La poesía cruel de Liddell
y como no se pudrió blancanieves. ★★★ buena. libro: Angélica Liddell. dirección: Paula Cancela. intérpretes: Manuela Fernández Vivian y Nicolás Barsoff. música: Tomás Gallego. escenografía: Bruno Petecca, Miranda Pauls y Sofía Sofovich. vestuario: Teresa Mir. iluminación: Facundo David. sala: El Camarín de las Musas. funciones: viernes, a las 23. duración: 40 minutos.
Exploradora lúcida y tenaz de abismos tenebrosos del alma humana, provocadora con muchas causas que la sublevan, Angélica Liddell (1966) –dramaturga, poeta, actriz, directora– es una figura descollante del teatro de España y del resto del mundo. Heredera reconocida de Artaud y Genet, con referentes que van de la Biblia a Shakespeare, de Bergman a Mishima, Liddell lleva dos décadas agitando avisperos relativos a deseos (y realizaciones) atroces de los humanos. Inconformista perenne, pesimista que reniega de la dictadura del “todo bien, todo tranquilo”, esta artista impar fue descubierta en Buenos Aires gracias a la hermosa puesta que Guillermo Cacace hizo de Todo cuanto hace es viento (en el Rojas, 2008), y un año después, ella misma participó del FIBA protagonizando la perturbadora Yo no soy bonita.

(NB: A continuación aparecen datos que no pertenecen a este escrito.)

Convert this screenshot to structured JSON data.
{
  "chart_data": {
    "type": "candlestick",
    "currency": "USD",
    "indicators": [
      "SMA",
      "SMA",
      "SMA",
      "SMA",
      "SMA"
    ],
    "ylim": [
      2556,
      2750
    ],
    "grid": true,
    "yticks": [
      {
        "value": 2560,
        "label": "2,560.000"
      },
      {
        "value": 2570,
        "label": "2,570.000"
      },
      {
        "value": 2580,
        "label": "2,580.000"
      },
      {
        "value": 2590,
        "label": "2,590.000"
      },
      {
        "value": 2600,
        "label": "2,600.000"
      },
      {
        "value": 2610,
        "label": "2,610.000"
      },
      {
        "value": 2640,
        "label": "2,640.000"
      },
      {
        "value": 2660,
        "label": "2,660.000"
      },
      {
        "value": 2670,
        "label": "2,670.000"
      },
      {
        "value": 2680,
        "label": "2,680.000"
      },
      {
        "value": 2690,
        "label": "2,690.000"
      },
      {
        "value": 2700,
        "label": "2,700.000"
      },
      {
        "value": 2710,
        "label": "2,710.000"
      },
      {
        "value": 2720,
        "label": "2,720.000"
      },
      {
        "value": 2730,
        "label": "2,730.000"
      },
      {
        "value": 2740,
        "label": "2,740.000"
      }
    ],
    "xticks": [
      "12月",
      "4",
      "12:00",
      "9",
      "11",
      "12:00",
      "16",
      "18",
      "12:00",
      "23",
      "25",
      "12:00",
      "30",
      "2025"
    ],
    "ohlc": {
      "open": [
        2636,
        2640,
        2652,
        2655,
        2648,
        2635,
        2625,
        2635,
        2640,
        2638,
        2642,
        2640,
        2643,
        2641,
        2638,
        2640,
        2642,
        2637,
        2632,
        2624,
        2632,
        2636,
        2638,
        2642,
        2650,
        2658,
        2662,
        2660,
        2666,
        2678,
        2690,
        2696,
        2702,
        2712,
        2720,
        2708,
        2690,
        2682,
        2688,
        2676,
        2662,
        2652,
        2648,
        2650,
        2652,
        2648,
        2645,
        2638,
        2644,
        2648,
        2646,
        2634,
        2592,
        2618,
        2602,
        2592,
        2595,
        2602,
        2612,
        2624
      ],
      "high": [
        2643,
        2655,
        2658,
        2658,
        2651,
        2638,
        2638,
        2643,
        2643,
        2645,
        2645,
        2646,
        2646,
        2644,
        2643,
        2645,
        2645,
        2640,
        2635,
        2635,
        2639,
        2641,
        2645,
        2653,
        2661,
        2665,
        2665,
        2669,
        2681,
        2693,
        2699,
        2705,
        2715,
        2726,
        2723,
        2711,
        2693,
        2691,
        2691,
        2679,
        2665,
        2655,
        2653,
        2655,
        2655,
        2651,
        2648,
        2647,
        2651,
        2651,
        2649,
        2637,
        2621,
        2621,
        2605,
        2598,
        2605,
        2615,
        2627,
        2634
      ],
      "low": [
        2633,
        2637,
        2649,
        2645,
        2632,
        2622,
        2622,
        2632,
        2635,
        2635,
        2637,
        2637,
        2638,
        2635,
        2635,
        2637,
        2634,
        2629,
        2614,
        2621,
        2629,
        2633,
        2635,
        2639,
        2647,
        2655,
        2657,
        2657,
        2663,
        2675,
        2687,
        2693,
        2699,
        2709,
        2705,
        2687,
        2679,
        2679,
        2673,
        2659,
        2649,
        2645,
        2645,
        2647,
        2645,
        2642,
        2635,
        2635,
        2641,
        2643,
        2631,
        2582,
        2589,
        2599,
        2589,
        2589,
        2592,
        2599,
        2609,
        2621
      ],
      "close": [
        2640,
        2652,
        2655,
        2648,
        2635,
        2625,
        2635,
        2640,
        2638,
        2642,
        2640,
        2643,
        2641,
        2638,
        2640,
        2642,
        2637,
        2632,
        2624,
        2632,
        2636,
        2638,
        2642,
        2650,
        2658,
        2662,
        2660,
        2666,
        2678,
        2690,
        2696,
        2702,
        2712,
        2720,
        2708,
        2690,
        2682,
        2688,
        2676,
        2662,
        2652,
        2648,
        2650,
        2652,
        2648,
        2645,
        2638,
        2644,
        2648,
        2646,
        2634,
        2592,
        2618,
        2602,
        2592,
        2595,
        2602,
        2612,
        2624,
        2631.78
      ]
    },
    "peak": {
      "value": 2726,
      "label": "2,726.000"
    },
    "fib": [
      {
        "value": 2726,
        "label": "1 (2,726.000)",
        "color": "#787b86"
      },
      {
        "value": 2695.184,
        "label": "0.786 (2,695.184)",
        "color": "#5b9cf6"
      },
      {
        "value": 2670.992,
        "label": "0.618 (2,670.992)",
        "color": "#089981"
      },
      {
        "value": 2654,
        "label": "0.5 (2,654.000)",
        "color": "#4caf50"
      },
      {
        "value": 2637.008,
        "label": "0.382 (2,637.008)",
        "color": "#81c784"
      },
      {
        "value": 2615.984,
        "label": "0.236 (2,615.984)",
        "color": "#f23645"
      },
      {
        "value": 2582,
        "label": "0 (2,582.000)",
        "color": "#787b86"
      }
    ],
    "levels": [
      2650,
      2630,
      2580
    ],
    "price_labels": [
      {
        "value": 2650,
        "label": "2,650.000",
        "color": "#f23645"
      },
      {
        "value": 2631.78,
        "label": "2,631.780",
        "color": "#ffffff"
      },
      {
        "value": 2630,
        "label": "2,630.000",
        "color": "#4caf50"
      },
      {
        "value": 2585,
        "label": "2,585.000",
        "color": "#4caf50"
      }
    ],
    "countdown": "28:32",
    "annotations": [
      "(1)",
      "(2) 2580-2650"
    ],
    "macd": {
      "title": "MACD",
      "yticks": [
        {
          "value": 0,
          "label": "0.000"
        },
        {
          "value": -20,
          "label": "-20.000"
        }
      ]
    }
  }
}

En sus más de 20 creaciones escénicas, Liddell ha evidenciado su vocación por los rituales de humillación y degradación, por lo freak y lo excesivo, por mitos y leyendas que han contribuido a modelar mentalidades. Los cuentos infantiles le inspiraron piezas como El síndrome de Wendy o Y como no se pudrió Blancanieves, reciente estreno local bajo la dirección de la muy joven Paula Cancela, a quien hay que reconocerle el mérito de haberse animado con una autora tan densa y compleja que, en este caso, dinamita el clásico relato recopilado por los hermanos Grimm. La idea es hablar de la pérdida a la inocencia y el brutal pasaje a la adultez de la heroína del célebre film de animación de Disney (citado en el vestuario), en un mundo signado por la violencia. Siete cuadros donde la niña es arrasada en el bosque ancestral, contaminada con la sangre de las víctimas y la crueldad de los verdugos de unos de los tantos conflictos bélicos que asuelan regularmente el mundo. Y que bien podría ser la guerra de Bosnia (1992-1995), considerando que se mencionan mujeres colgadas de los árboles (en esas fechas, muchas musulmanas violadas por combatientes serbios se suicidaron de esta manera).

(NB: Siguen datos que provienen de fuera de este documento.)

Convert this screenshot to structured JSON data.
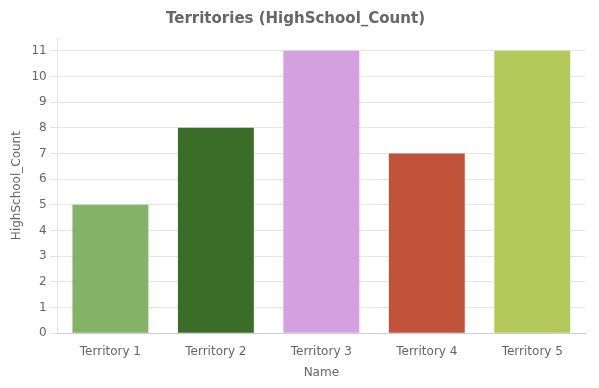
{
  "chart_data": {
    "type": "bar",
    "title": "Territories (HighSchool_Count)",
    "categories": [
      "Territory 1",
      "Territory 2",
      "Territory 3",
      "Territory 4",
      "Territory 5"
    ],
    "values": [
      5,
      8,
      11,
      7,
      11
    ],
    "colors": [
      "#82b366",
      "#3a6e28",
      "#d4a0e0",
      "#c0533a",
      "#b5c95a"
    ],
    "xlabel": "Name",
    "ylabel": "HighSchool_Count",
    "ylim": [
      0,
      11.5
    ],
    "yticks": [
      0,
      1,
      2,
      3,
      4,
      5,
      6,
      7,
      8,
      9,
      10,
      11
    ],
    "grid": true
  }
}
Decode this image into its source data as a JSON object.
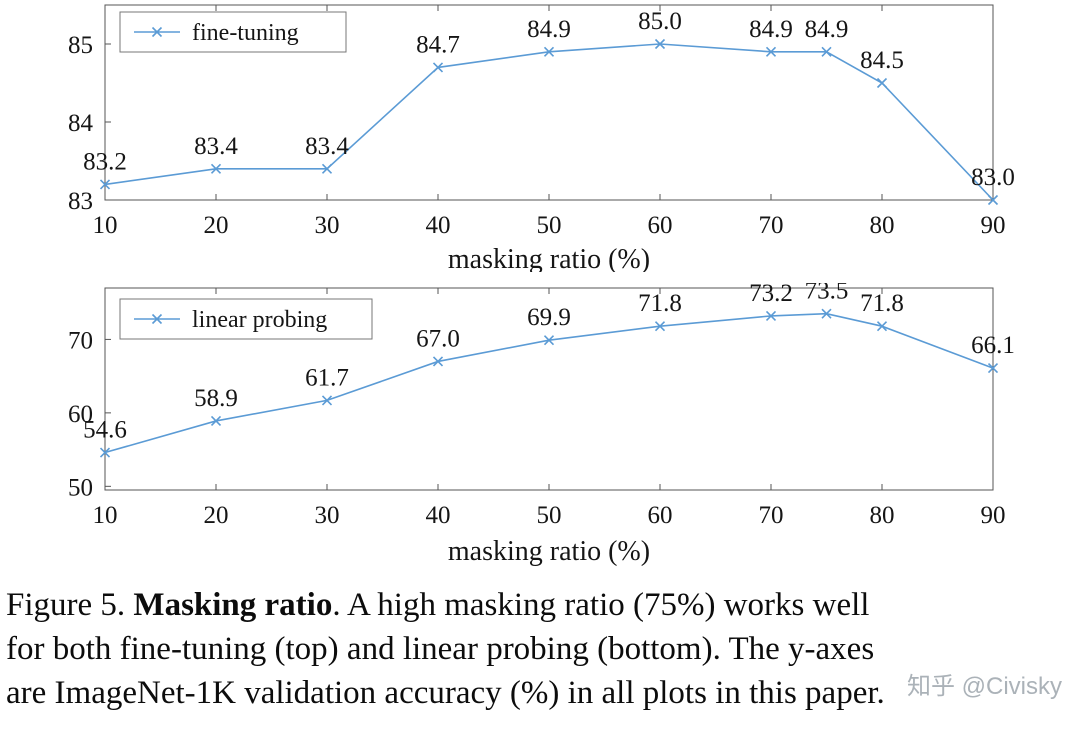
{
  "caption": {
    "line1_prefix": "Figure 5. ",
    "line1_bold": "Masking ratio",
    "line1_rest": ". A high masking ratio (75%) works well",
    "line2": "for both fine-tuning (top) and linear probing (bottom). The y-axes",
    "line3": "are ImageNet-1K validation accuracy (%) in all plots in this paper."
  },
  "watermark": {
    "text": "知乎 @Civisky"
  },
  "colors": {
    "line": "#5b9bd5",
    "axis": "#555555",
    "label_text": "#151515",
    "legend_border": "#777777",
    "watermark": "#a2aab1"
  },
  "chart_data": [
    {
      "type": "line",
      "title": "",
      "legend": "fine-tuning",
      "legend_position": "top-left",
      "xlabel": "masking ratio (%)",
      "ylabel": "",
      "x": [
        10,
        20,
        30,
        40,
        50,
        60,
        70,
        75,
        80,
        90
      ],
      "values": [
        83.2,
        83.4,
        83.4,
        84.7,
        84.9,
        85.0,
        84.9,
        84.9,
        84.5,
        83.0
      ],
      "xticks": [
        10,
        20,
        30,
        40,
        50,
        60,
        70,
        80,
        90
      ],
      "yticks": [
        83,
        84,
        85
      ],
      "xlim": [
        10,
        90
      ],
      "ylim": [
        83,
        85.5
      ],
      "marker": "x",
      "line_color": "#5b9bd5",
      "grid": false,
      "data_labels": true
    },
    {
      "type": "line",
      "title": "",
      "legend": "linear probing",
      "legend_position": "top-left",
      "xlabel": "masking ratio (%)",
      "ylabel": "",
      "x": [
        10,
        20,
        30,
        40,
        50,
        60,
        70,
        75,
        80,
        90
      ],
      "values": [
        54.6,
        58.9,
        61.7,
        67.0,
        69.9,
        71.8,
        73.2,
        73.5,
        71.8,
        66.1
      ],
      "xticks": [
        10,
        20,
        30,
        40,
        50,
        60,
        70,
        80,
        90
      ],
      "yticks": [
        50,
        60,
        70
      ],
      "xlim": [
        10,
        90
      ],
      "ylim": [
        49.5,
        77
      ],
      "marker": "x",
      "line_color": "#5b9bd5",
      "grid": false,
      "data_labels": true
    }
  ]
}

Esta Blancanieves abusada, corrompida, es narrada por un soldado y por ella misma, que se hace preguntas (¿se puede convertir a un hombre en un hombre mejor?, ¿qué es peor: recibir o cometer injusticia?). Con apabullante condensación poética, el texto remite a los niños soldados, a la esclavización sexual de las mujeres como botín, a la guerra como legitimación del “inmenso placer que a los hombres les procura el ejercicio de la crueldad”.
Aunque por sus rasgos físicos, su calidad de actriz y ese ángel que la distingue, Manuela Fernández Vivian resulta la intérprete ideal de Blancanieves; hay que deplorar que en algunas instancias apele al grito enfático y a superfluos desplazamientos en un apropiado espacio escénico (con un contenedor en el centro, que podría ser un basurero, representando el cuartel militar). Acaso la directora creyó que Liddell necesitaba subrayados explicativos (como esa mochila redundante, cuando bastaba el evocativo vestidito raído) o vociferantes. Quizá tendría que escuchar a Liddell cuando declara: “La palabra tiene que convertirse en emoción agónica en el cuerpo”.